After examining this diagram[1] (if you can't read anything there due to the small font, this is the problem with most large diagrams on small screens!), when a role::type of an object in the subject area comes to mind (say, when looking at Aristarkh Vladimirovich::actor, it comes to mind that he is an engineer-architect::role), do you now not only have the desire to think about his subjects of interest and preferences in them but also have the desire to think about architectural practices? The desire to think about description methods that establish agreements for descriptions used in architecture (e.g., ADR as architecture decision records) to support a substantive conversation with Aristarkh Vladimirovich as an engineer-architect? Not a fact. Much text that demonstrates examples of reasoning will help more here. The neural network trains better with the use of words rather than looking at pictures: humanity gained civilization after learning to write, pictures are not enough to convey knowledge.

It should also be noted that the "picture" itself contains very little knowledge; it still has to be described in hundreds of pages of text. It is not a fact that such a picture clarifies anything additionally: the more concepts and relationships a diagram contains, the less readable, understandable, and usable it is. And if it is broken down into parts - then thinking is also broken down into parts, it no longer has the integrity of the entire discipline. And we return to the initial question: how to connect well-grasped pieces about roles and their preferences in important characteristics in thinking with another well-grasped piece about roles and their description methods reflecting important characteristics of the system.

The biggest disaster would be if such a diagram is used in organizational work at the enterprise: it will be like a painting by a good artist - pleasant to look at, but very difficult to make corrections, so these corrections will not be made, and the diagram will soon diverge significantly from reality, becoming perpetually outdated. All models in systems thinking must be easily changeable and put under configuration management (there should always be an answer to the question of who changed what and when). Diagrams are significantly worse than texts in formal languages and worse than tables in this regard. Therefore, in real life, we use tabular modeling instead of diagrams: system thinking (by tabular) modeling, and examples - these are tasks for modeling in our course.

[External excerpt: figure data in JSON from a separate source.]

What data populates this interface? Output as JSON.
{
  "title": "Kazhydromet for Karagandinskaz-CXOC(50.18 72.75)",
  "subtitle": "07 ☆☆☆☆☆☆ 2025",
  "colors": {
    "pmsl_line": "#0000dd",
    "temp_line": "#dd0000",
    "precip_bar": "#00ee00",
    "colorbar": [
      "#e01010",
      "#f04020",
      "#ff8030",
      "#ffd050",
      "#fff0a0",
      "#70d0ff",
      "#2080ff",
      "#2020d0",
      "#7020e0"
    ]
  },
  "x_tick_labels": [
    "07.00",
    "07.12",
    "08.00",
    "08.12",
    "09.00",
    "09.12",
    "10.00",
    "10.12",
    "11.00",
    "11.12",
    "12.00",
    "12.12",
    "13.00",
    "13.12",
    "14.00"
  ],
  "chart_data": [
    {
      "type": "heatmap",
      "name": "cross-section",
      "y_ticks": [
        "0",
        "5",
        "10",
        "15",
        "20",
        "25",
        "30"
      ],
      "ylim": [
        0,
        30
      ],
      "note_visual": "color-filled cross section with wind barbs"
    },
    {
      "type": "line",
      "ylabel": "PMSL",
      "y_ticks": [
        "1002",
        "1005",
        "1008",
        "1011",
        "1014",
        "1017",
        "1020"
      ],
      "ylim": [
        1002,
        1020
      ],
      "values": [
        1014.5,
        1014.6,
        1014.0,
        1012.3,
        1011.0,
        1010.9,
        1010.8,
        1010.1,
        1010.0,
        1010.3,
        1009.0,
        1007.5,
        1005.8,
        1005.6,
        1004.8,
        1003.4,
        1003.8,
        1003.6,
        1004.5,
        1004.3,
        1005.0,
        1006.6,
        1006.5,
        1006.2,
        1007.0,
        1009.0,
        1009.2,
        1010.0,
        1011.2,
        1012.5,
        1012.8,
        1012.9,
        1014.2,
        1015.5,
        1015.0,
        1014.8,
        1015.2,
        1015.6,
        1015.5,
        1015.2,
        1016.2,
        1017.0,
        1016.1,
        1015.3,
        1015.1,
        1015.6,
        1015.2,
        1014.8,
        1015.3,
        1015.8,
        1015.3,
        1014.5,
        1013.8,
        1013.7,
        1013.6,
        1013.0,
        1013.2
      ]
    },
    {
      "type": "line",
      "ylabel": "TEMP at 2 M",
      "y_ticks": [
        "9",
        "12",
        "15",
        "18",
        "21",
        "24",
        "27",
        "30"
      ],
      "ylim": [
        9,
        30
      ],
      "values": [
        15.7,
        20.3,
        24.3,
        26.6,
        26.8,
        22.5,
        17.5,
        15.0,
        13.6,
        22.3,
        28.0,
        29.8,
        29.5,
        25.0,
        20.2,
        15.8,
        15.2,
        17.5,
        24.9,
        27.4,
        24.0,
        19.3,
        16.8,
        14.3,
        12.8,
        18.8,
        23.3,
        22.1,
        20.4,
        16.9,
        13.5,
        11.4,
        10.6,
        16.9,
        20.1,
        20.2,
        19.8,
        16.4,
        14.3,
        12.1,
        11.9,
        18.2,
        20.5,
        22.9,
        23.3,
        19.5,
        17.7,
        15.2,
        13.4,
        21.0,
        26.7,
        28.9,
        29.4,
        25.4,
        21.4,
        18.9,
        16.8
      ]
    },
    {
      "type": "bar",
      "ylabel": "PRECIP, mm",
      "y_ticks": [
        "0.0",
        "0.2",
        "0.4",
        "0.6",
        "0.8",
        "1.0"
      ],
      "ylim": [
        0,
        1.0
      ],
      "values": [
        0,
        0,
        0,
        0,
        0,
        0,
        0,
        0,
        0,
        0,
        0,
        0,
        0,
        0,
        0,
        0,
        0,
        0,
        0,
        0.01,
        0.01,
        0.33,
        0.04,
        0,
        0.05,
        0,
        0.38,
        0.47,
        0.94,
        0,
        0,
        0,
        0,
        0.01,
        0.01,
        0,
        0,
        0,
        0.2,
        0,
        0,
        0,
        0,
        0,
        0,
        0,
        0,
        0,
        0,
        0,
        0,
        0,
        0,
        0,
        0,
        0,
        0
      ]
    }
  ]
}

In any case, it is important to understand that the set of concepts as types of objects from life gradually and sequentially presented in the course, which are defined by disciplines of the intellect stack (including systems thinking), represents a certain "big scheme of the systemic method of description." The absence of a diagram as a graphical representation of the scheme for such a "big method description scheme" does not mean anything. You can safely consider that the entire course simply describes such a huge diagram textually, in which all concepts mentioned in the course are connected by some relationships, but there will be no diagrams-images for all of them; such a picture is useless.